Ik schrok op bij een knal die de trap deed verbrokkelen vlak naast mij, en ik rende richting de jachtkamer. Normaal jaagden vampiers met hun handen en heel soms met messen als ze je willen laten lijden en bloeden. Hier stonden echter pistolen, jachtgeweren, machinegeweren. Het zou mij niet verbazen als zij dit ook gebruikten voor entertainment en om het jagen een spelletje te maken. ''Hoeveel schoten heeft afval nodig om dood neer te vallen.'' Ik gokte wat zij dan tegen zichzelf zeiden voordat zij hun jacht begonnen. De pistolen lagen echter in glazen kasten en wie weet waar de sleutel was. Een goudmetalen beeld ving mijn aandacht. Ik pakte het op en smeet het op de glazenkast voor mijn neus. Het glas barstte en na nog 1 maal gegooid te hebben met alle kracht die in mij zat brak het glas in stukken op de grond. Ik keek naar de eerste beste pistool, en had er niet veel verstand van moest ik toegeven.
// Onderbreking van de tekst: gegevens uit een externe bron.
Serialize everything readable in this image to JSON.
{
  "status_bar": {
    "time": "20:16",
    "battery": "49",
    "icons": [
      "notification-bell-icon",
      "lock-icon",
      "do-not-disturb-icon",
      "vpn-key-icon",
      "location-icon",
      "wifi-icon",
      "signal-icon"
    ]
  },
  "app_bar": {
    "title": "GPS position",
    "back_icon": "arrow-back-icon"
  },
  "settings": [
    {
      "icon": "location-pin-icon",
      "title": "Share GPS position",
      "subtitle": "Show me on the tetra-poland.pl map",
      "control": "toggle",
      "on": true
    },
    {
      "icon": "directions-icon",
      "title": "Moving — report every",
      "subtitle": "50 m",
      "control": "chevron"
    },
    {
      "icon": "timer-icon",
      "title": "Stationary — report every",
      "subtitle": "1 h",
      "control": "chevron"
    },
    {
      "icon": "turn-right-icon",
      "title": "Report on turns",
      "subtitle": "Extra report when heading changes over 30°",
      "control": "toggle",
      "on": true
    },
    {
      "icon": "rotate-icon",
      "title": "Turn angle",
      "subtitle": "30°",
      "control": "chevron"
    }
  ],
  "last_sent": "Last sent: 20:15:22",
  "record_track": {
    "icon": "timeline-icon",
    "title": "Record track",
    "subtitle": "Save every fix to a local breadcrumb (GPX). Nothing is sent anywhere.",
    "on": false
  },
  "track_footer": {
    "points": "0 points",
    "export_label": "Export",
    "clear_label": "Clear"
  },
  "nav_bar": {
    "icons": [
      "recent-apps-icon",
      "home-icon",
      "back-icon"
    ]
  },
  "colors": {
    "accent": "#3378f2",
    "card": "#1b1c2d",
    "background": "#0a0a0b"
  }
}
Het enige waarmee ik het moest doen was een les die ik ooit had gehad over het gebruik van pistolen van mijn... vader. Het deed pijn om aan hem te denken, maar ik had geen tijd om te blijven hangen in herinneringen en keek of het geladen was. Shit, er zit niks in. Ik zocht door de kasten en vond na lang gezocht te hebben kogels, alleen niet van het pistool dat ik vast had. Het waren dikke kogels en ik kon raden van welk geweer het was. Na weer twee keer met het beeld tegen een glazenkast gegooid te hebben kon ik het jachtgeweer pakken en laden. Ik haalde hem van de veiligheid af, en het zag eruit als een oud geweer dus hoopte ik maar dat hij het zou doen. Ik hield mijn vinger op de trigger, en ademde diep in en uit voordat ik de deur zachtjes opende. Het gebouw beefde weer alsof er een aardbeving aan de gang was, en ik rende in tegengestelde richting van de trap, richting de kamers.
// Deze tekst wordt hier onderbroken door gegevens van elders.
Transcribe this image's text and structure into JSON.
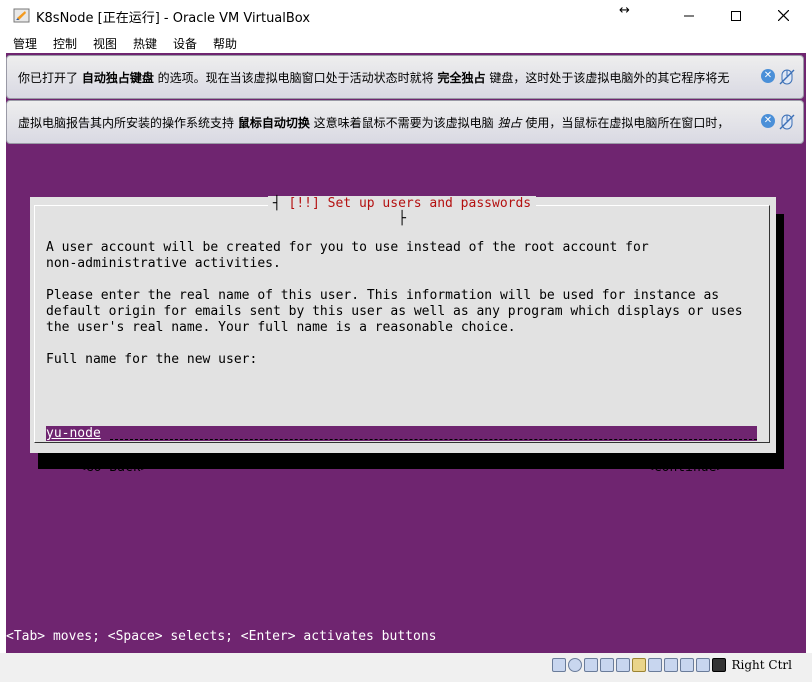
{
  "window": {
    "title": "K8sNode [正在运行] - Oracle VM VirtualBox",
    "resize_glyph": "↔",
    "controls": {
      "minimize": "─",
      "maximize": "☐",
      "close": "✕"
    }
  },
  "menu": [
    "管理",
    "控制",
    "视图",
    "热键",
    "设备",
    "帮助"
  ],
  "notices": [
    {
      "text_a": "你已打开了 ",
      "bold_a": "自动独占键盘",
      "text_b": " 的选项。现在当该虚拟电脑窗口处于活动状态时就将 ",
      "bold_b": "完全独占",
      "text_c": " 键盘，这时处于该虚拟电脑外的其它程序将无"
    },
    {
      "text_a": "虚拟电脑报告其内所安装的操作系统支持 ",
      "bold_a": "鼠标自动切换",
      "text_b": "  这意味着鼠标不需要为该虚拟电脑 ",
      "italic_b": "独占",
      "text_c": " 使用，当鼠标在虚拟电脑所在窗口时，"
    }
  ],
  "dialog": {
    "title": "[!!] Set up users and passwords",
    "para1": "A user account will be created for you to use instead of the root account for\nnon-administrative activities.",
    "para2": "Please enter the real name of this user. This information will be used for instance as\ndefault origin for emails sent by this user as well as any program which displays or uses\nthe user's real name. Your full name is a reasonable choice.",
    "field_label": "Full name for the new user:",
    "field_value": "yu-node",
    "back_button": "<Go Back>",
    "continue_button": "<Continue>"
  },
  "hint": "<Tab> moves; <Space> selects; <Enter> activates buttons",
  "status": {
    "host_key": "Right Ctrl",
    "tray_icons": [
      "hdd-icon",
      "optical-disc-icon",
      "audio-icon",
      "network-icon",
      "usb-icon",
      "shared-folder-icon",
      "display-icon",
      "recording-icon",
      "cpu-icon",
      "mouse-integration-icon",
      "keyboard-icon"
    ]
  },
  "colors": {
    "vm_background": "#6f2570",
    "dialog_title": "#b41010",
    "dialog_bg": "#e2e2e2"
  }
}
Aan het einde van de gang was er een trap die leidde naar de achterkant van het gebouw. Een straal van energie vloog onverwacht langs mijn oor en ontplofte naast mij waardoor ik mijn balans verloor. Ik rolde over de grond heen en kwam op mijn knieeën terecht terwijl ik richtte en op de zwarte schim losvuurde. Het jachtgeweer knalde hard tegen mijn schouder aan en ik viel bijna naar achteren, maar negeerde de pijn en had geen tijd om te kijken of ik diegene geraakt had of niet. Ik rende zo snel ik kon richting de deur en verdween er doorheen, maar een knal vanachteren deed mij van de trap vallen. De deur brak in stukken en mijn rug voelde aan alsof hij brandde. Pijn verspreidde zich rond mijn lichaam. Ik krabbelde overeind terwijl ik greep naar mijn jachtgeweer en mij draaide op mijn rug, met mijn geweer gericht naar de bovenkant van de trap.